Use cases: - Surveying a documentation site - Building broad knowledge graphs - Discovering what's available

Balanced Crawl

wikigr create --source=web --url="..." --max-depth=2 --max-links=50

Characteristics: - Moderate depth and breadth - Good for most use cases

Performance Characteristics

Time Complexity

  • BFS traversal: O(V + E) where V = vertices (pages), E = edges (links)
  • With max_links limit: O(min(V, max_links))
  • Depth limit impact: O(b^d) where b = branching factor, d = max_depth

Space Complexity

  • Queue size: O(b × d) worst case (all links at deepest level)
  • Visited set: O(min(V, max_links))
  • Total: O(b × d + max_links)

Real-World Performance

Measured on Microsoft Learn documentation:

Configuration Pages Depth Levels Time Queue Peak
depth=0, links=1 1 1 1.2s 1
depth=1, links=10 10 2 12s 9
depth=2, links=50 50 3 1m 45s 28
depth=3, links=100 100 4 4m 12s 47

Observations:

  • Time grows linearly with pages (network-bound)
  • Queue size stays manageable (< 50 even for 100 pages)
  • Depth 3+ rarely needed for most documentation sites

Edge Cases and Error Handling

Infinite Loops

Problem: Site has circular links (A → B → A)

Solution: Visited set prevents reprocessing

if current_url in self.visited:
    continue

Redirects

Problem: URL redirects to different URL (301/302)

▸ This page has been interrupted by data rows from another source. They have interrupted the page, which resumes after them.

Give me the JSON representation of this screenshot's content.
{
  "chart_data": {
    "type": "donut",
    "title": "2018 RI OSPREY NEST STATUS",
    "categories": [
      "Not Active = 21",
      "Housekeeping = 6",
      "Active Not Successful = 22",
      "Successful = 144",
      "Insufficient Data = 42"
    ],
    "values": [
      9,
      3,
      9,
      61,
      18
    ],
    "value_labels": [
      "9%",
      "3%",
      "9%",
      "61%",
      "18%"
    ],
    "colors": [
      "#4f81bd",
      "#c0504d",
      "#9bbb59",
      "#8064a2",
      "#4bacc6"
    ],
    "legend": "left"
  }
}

Solution: Use final URL after redirects

response = requests.get(url, allow_redirects=True)
final_url = response.url  # Use this for visited check

Unreachable Pages

Problem: HTTP 404, 500, or network timeout

Solution: Log error, continue with remaining queue

try:
    response = requests.get(url, timeout=10)
    response.raise_for_status()
except requests.RequestException as e:
    logging.warning(f"Failed to fetch {url}: {e}")
    continue  # Skip this page

Malformed URLs

Problem: Invalid URLs in <a href> tags

Solution: Normalize and validate before adding

from urllib.parse import urljoin, urlparse

def normalize_url(base_url: str, link: str) -> Optional[str]:
    try:
        # Resolve relative URLs
        absolute = urljoin(base_url, link)
        # Validate
        parsed = urlparse(absolute)
        if parsed.scheme in ("http", "https"):
            return absolute
    except ValueError:
        pass
    return None

Rate Limiting

Problem: Too many requests to same domain

Solution: Add delay between requests

import time

def get_articles(self):
    for url, depth in self.bfs_queue:
        # ... fetch page ...
        time.sleep(0.5)  # 500ms delay between requests

Comparison to Other Algorithms

vs Depth-First Search (DFS)

Aspect BFS DFS
Exploration order Level by level Branch by branch
Memory O(b × d) O(d)
Finds closest first Yes No
Balanced crawl Yes No (can go very deep)

BFS wins for web crawling: Proximity to root matters, balanced exploration.

vs Bidirectional BFS

Start from both root and target, meet in middle.

Not applicable here: No specific target URL, exploring unknown space.

vs Priority Queue (Dijkstra-style)

Use priority queue instead of FIFO queue, prioritize by relevance score.

Possible enhancement:

import heapq

queue = []
heapq.heappush(queue, (priority, url, depth))

while queue:
    priority, url, depth = heapq.heappop(queue)
    # ... process ...

Trade-off: More complex, requires relevance scoring function.

Future Enhancements

Parallel Crawling

Use thread pool for concurrent fetching:

from concurrent.futures import ThreadPoolExecutor

def fetch_batch(urls: List[str]) -> List[Article]:
    with ThreadPoolExecutor(max_workers=5) as executor:
        return list(executor.map(fetch_single, urls))

Benefit: 5-10x speedup for I/O-bound crawling

Adaptive Depth

Adjust max_depth based on content quality:

def should_expand(article: Article, depth: int) -> bool:
    if depth >= max_depth:
        return False
    # Expand if high-quality content
    return calculate_quality_score(article) > threshold

Smart Filtering

Use ML to predict link relevance:

def predict_relevance(link: str, context: str) -> float:
    # Use trained model to score link
    return model.predict(link, context)